Targeted funds up 31%: here’s everything you need to know about them

Best Fund Ideas: An increasing number of investors are turning to companies focused mutual fundswhich bundle assets into a small number of high-potential stocks. The asset base for this category rose to Rs 1.43 lakh crore in the three months ended June 2024. This marked a 31 per cent increase over the previous year, according to AMFI.

These funds are also known as “best idea funds.” Experienced investors who have money to invest for five to seven years should consider them, experts say.

“Focused funds offer the potential for higher returns but come with higher risks. They lack diversification, which means poor performance in one or more selected stocks can affect overall performance,” said Ravi Singh, Senior Vice President, Retail Research, Religare Broking Ltd.

“These funds are the best option for investors with a higher risk tolerance and strong confidence in the sectors or companies they invest in,” Singh added.

What are targeted funds?

A focused mutual fund is designed to invest in a concentrated portfolio, typically including 20 to 30 stocks or even fewer. Unlike traditional mutual funds that diversify across hundreds of companies to minimize risk, focused funds focus on a select number of stocks that have been meticulously researched. This “best idea” approach is based on the belief that concentrated investments in high-performing sectors or companies can generate higher returns.

Top 5 focused funds according to Groww data

360 ONE Direct Growth Equity Fund

With a minimum SIP of Rs 1,000, this fund has generated an annualised return of 21.39 per cent over the last three years. As on August 21, its net asset value (NAV) stands at Rs 54.46 lakh.

Direct growth fund focused on quantity

This fund has delivered an annualised return of 25.37% over three years, with a minimum investment amount of Rs 1,000. Its current net asset value, as on August 21, is Rs 102.73.

SBI Focused Equity Fund Direct Growth Plan

A minimum SIP investment of Rs 500 is required for this fund, which has offered 3-year annualised returns of 15.69%. As on August 21, it had a net asset value of Rs 367.33 lakh.

HDFC 30 Focused Plan Direct Growth Fund

This fund has provided an annualised return of 30.50% over three years, with a minimum investment amount of Rs 100. Its current net asset value, as on August 21, is Rs 239.92.

Baroda-focused direct growth fund BNP Paribas

With a minimum SIP of Rs 500, this fund has generated an annualised return of 21.49 per cent over the last three years. As on August 21, its net asset value (NAV) stands at Rs 25.76 lakh.

How do targeted funds work?

Focused funds concentrate on a small, carefully selected set of securities in an effort to maximize returns. Fund managers are free to invest in companies of any size, including large-, mid-, and small-cap stocks in a variety of sectors. By using this technique, investors can gain targeted exposure to particular industries that are predicted to have strong growth. growth In the near future.

Advantages of investing in “best ideas funds”

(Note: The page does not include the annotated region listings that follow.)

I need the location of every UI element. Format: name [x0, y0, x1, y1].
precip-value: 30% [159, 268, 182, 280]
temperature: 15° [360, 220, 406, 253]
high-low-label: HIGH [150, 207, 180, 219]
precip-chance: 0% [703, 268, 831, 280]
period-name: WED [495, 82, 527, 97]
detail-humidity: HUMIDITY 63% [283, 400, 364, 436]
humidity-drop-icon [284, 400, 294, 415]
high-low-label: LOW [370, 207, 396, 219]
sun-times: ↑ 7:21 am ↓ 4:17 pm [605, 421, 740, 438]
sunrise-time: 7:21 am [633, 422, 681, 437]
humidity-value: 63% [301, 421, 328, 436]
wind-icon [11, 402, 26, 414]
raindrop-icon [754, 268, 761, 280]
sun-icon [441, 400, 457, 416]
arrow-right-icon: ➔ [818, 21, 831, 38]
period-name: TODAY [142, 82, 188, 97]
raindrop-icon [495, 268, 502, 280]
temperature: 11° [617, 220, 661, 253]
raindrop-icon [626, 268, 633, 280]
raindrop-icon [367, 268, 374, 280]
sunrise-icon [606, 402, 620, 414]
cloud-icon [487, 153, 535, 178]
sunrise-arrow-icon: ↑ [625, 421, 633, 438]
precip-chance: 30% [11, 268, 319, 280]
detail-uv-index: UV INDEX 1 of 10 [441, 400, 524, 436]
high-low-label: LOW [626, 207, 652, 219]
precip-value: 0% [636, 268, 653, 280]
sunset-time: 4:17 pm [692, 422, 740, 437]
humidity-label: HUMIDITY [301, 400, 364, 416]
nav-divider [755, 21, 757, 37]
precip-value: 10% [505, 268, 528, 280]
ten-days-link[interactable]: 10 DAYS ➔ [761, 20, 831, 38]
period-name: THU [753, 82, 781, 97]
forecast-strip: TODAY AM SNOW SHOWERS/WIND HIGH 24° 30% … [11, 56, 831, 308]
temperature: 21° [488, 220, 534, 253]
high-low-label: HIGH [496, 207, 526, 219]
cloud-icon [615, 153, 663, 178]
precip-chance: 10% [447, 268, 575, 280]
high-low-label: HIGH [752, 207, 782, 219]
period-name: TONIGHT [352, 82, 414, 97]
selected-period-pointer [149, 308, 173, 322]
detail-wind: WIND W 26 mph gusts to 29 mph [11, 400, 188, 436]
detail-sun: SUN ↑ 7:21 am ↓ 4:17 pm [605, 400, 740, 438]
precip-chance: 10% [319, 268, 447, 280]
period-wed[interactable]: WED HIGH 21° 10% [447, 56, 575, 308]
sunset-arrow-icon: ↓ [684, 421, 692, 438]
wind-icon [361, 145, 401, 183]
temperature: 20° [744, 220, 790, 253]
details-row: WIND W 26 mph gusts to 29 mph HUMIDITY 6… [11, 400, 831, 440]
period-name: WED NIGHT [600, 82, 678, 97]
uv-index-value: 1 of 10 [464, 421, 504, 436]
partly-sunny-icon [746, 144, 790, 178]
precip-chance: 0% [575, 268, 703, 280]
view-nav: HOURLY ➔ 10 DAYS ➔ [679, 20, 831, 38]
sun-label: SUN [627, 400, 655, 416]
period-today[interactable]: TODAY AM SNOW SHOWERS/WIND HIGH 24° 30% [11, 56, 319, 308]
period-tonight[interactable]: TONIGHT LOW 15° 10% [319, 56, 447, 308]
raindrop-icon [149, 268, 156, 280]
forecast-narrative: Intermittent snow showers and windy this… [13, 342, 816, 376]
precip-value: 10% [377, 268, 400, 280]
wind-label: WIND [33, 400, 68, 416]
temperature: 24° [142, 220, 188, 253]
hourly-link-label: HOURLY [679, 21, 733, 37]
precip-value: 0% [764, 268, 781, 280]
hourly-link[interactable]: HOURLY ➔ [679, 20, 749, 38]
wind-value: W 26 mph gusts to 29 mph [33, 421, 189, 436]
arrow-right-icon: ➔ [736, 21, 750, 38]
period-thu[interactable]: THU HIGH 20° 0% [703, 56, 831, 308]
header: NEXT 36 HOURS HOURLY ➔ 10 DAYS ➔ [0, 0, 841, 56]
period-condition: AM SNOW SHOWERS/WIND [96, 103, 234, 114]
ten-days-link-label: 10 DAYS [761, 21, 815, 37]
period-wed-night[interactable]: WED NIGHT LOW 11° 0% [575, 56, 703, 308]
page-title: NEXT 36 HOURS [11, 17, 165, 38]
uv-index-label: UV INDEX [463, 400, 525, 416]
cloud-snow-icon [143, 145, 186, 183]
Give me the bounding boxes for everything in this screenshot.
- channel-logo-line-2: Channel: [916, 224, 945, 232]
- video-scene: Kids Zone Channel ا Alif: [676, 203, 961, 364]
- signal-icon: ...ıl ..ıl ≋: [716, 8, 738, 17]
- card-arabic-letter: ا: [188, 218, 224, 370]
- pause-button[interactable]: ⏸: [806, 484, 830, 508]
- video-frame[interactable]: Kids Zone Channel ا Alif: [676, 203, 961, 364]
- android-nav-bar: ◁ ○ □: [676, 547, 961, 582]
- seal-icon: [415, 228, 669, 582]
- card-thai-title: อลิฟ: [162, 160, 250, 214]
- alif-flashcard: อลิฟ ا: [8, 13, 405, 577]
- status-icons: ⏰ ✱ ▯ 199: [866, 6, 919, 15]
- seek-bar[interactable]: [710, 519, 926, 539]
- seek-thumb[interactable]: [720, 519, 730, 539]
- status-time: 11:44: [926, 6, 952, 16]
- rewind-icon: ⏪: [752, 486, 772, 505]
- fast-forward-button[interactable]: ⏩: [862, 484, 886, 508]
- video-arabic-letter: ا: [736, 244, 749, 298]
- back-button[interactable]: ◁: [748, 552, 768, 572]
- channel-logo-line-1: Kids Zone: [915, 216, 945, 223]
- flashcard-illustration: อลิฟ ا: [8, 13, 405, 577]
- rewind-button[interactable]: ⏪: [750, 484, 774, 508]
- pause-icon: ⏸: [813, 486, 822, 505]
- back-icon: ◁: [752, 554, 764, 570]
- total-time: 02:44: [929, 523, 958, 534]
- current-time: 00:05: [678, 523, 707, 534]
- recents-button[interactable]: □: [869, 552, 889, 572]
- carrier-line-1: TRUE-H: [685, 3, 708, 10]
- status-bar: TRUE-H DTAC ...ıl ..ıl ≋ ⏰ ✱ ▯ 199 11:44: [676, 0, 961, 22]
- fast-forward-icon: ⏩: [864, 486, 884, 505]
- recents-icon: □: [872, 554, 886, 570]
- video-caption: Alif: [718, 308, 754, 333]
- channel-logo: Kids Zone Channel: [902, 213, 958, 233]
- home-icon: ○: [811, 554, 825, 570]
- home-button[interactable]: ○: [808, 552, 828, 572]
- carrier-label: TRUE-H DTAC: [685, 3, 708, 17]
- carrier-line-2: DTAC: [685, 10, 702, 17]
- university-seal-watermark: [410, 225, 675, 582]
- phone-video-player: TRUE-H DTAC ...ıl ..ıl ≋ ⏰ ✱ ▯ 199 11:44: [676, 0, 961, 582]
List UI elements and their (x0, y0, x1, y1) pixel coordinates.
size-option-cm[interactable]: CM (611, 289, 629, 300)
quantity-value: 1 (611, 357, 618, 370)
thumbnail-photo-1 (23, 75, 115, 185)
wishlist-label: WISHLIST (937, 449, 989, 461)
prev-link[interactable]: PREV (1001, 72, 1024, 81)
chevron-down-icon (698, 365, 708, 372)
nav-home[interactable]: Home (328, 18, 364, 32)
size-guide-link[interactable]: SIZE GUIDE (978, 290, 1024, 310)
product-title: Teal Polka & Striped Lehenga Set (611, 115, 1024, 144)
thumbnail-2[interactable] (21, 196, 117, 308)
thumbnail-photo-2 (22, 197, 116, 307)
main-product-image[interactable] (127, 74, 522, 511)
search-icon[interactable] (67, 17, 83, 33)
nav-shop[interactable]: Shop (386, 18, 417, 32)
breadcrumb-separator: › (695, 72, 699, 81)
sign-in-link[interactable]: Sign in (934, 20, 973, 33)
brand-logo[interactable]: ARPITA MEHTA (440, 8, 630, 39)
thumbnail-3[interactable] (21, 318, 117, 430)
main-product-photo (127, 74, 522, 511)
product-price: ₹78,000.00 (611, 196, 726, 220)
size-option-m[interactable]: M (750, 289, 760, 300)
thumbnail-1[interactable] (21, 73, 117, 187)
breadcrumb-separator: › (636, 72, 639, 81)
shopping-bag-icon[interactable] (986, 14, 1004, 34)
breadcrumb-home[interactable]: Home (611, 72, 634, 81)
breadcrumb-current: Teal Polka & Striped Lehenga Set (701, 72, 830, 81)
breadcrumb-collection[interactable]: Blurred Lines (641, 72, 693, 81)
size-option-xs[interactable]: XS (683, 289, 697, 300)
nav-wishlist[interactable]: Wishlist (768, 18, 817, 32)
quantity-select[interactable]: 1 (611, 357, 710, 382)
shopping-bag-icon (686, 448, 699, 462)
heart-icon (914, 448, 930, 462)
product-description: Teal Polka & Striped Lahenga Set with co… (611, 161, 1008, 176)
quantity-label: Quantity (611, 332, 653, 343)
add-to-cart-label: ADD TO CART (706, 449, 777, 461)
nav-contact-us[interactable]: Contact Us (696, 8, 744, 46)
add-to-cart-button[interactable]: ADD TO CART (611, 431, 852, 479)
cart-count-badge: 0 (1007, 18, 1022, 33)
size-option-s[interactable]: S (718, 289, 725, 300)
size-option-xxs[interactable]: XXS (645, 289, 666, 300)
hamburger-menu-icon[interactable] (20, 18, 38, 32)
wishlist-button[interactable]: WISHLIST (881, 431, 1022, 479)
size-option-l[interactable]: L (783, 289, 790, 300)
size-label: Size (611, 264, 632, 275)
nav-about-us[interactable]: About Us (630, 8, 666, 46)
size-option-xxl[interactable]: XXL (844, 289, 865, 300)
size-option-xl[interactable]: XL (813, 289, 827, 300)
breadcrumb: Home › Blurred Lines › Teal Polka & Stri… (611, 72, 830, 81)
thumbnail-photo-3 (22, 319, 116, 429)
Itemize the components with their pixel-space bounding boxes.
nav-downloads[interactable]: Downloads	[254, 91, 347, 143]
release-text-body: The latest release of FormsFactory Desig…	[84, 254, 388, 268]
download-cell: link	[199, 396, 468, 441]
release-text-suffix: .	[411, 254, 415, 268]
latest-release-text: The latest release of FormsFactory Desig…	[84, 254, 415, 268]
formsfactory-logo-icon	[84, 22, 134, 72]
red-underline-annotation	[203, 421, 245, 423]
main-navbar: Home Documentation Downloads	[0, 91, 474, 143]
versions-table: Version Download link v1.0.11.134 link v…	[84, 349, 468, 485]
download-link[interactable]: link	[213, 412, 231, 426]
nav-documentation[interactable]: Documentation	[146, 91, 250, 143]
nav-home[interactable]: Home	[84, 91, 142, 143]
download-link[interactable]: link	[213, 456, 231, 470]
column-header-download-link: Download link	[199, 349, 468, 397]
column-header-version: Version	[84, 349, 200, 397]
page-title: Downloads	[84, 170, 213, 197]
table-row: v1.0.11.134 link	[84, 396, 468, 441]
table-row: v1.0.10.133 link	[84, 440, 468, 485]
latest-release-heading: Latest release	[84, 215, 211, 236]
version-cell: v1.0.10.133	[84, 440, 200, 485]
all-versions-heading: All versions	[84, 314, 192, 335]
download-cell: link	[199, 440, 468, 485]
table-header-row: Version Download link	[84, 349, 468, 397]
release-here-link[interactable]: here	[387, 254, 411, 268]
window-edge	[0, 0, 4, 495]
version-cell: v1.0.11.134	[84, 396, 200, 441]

Possibility of higher than market returns

Focused funds invest in relatively stable, high-quality stocks. By holding a relatively low number of stocks, an investor is much more likely to get better returns from a focused fund than from a mutual fund with many more investments. Since there are fewer stocks to hold within a focused fund, the investment impact of high-yield stocks will be more significant.

Misleading diversification

On the other hand, traditional mutual funds dilute the potential returns of good investments by Invest In many sectors and companies, some of which may be failures. Focused funds help investors avoid the problems associated with excessive diversification. Instead, they focus investment on the best-performing stocks.

Expert analysis

Focused funds typically spend more time analyzing and selecting stocks, as they only hold 10 to 20 companies. Focused funds typically outperform broader market indexes over a comparable period.